That's a good question, my friend. There are a number of elements that I think were indicators that the end of Marvel's grandeur was at hand...
* The introduction of characters such as Ms. Marvel, Nova, She-Hulk, and Spider-Woman. That seemed to me to be the start of "Let's cash in on our previous properties with an easy change, rather than something new and exciting!" All three of those characters I cited below were derivative of existing properties. Nova, especially, seemed to me to be an effort to once again catch the Spider-Man lightning in a bottle, but ten years later.
The characters and stories could be very good... but the same could have happened with totally original characters.
* The first company wide crossover.
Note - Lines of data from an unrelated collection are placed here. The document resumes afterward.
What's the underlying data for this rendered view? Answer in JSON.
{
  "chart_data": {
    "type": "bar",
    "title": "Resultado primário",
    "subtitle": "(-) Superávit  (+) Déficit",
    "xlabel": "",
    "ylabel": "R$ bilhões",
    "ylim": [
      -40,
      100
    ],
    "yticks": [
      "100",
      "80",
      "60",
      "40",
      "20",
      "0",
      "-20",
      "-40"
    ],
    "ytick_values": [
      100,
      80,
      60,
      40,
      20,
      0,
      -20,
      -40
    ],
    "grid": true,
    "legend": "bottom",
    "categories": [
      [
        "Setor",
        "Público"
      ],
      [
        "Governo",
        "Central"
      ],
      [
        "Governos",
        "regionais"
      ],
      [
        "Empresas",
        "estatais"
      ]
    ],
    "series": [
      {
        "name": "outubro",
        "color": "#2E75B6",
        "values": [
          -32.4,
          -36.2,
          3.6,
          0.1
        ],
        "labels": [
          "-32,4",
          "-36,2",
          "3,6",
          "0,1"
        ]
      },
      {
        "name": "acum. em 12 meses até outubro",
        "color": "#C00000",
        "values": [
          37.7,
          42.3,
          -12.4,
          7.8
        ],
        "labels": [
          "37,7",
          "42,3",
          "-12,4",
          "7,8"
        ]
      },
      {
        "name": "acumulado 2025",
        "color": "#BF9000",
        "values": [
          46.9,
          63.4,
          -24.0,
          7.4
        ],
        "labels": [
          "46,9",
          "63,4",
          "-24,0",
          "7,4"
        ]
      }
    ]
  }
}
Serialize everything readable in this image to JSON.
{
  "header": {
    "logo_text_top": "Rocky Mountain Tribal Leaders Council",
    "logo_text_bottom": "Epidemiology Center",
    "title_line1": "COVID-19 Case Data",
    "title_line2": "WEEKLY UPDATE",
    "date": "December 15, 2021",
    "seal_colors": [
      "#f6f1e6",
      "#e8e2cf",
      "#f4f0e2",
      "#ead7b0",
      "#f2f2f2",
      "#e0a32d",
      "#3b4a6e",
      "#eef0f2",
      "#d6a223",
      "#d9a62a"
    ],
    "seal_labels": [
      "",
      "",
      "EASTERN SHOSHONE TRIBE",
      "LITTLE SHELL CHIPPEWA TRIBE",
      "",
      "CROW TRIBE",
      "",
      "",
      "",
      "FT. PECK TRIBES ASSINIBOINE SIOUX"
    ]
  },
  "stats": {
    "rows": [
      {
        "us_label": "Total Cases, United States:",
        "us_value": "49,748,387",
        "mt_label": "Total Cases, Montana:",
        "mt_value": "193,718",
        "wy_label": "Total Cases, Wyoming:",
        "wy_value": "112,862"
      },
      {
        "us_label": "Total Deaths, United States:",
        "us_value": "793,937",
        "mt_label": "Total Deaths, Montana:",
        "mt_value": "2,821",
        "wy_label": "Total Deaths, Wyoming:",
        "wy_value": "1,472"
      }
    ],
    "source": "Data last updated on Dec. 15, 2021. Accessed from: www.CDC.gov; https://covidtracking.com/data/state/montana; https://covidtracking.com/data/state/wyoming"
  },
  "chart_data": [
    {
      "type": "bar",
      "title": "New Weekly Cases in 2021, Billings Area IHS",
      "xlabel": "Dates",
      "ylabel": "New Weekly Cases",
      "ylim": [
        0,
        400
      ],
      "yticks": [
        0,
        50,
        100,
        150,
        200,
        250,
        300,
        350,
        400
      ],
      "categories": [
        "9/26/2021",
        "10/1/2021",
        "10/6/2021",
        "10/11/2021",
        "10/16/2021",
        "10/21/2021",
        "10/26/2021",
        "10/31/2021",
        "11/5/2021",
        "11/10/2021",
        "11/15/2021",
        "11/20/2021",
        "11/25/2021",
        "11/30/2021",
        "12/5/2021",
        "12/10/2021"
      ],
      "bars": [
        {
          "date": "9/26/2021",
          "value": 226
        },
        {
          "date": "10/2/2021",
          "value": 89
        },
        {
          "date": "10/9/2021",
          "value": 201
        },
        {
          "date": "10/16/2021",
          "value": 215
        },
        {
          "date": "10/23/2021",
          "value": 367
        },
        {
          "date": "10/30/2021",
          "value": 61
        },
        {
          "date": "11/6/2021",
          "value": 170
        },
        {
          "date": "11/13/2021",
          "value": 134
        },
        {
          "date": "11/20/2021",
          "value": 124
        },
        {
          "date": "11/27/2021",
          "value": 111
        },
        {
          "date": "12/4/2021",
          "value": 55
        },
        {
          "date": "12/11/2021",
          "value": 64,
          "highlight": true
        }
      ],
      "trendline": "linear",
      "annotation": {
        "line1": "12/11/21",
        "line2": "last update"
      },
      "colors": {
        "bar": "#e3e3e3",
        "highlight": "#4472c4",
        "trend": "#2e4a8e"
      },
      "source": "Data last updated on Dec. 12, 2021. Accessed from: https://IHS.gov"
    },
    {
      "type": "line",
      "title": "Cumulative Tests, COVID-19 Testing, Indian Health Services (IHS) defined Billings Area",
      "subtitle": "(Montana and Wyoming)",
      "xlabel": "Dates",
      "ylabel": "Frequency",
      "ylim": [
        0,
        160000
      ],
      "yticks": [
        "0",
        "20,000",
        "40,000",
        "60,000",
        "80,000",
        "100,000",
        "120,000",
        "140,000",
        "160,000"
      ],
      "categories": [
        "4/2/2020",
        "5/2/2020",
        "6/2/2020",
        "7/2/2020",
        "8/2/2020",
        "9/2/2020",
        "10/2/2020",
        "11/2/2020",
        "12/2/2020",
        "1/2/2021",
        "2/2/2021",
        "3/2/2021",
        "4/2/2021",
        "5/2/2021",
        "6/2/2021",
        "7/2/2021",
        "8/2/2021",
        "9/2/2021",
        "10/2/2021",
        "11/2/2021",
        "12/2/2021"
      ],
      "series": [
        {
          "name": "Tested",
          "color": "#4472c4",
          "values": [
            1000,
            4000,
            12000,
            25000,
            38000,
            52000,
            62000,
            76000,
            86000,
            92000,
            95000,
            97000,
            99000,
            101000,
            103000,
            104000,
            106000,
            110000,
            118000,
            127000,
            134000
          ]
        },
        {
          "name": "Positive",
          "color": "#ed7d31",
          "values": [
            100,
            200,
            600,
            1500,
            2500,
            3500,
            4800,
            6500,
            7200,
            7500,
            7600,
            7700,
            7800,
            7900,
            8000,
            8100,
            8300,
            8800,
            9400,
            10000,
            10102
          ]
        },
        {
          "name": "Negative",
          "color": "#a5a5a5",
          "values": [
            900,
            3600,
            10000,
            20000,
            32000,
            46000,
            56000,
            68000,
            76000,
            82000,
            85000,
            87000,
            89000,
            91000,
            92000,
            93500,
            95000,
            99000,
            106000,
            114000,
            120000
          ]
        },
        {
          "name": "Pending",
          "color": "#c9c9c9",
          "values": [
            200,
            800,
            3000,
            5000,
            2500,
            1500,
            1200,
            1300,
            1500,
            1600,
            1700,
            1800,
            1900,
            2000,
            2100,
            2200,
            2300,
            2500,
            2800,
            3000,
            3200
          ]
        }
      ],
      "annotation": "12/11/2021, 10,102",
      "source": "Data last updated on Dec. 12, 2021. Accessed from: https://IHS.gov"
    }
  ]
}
Suddenly, readers had to buy EVERY BOOK to get the full story. To hell with that. I feel that, at the time, nobody was buying every book; and it was far easier to drop four books than pick up eight new ones. This idea works a grand total of ONCE. Everything after that is designed to fail.
* Comics supporting toys. DC had Super Powers, which was fair at best (Kirby IS king...) But Secret Wars? Junk from top to bottom. Characters out of character, villains going out of their way to be ineffective - and look, it's only my opinion, but everybody CAN'T be Captain America. The X-Men, Avengers, etc. are suddenly kidnapped and trapped far out in space. They don't know the status of their loved ones, don't know if they'll ever get home - and here's Doc Ock and the Lizard and Doom are now trying to kill them. The very best of the heroes would come to the villains and explain that they're all in the same boat, and damn the Beyonder - they ALL have to work on getting home.
But how the Hulk didn't just tear the arms off Doc Ock and the armor off Doom mystifies me. Or how Wolverine didn't take matters into his own hands, and be the running man in one night to slit 100 throats.
* The advent of Comic Shop ONLY distribution. Direct sales were fine; it allowed better access to comics. But when that turned into "You can't get comics at your department store/drugstore/bookstore, but only at Costly Comics Cavalcade... I think that hurt matters a lot.
I reckon that's probably about the extent of when I thought comics were last really great. Although I'll probably think of more... that mind of mine never sleeps.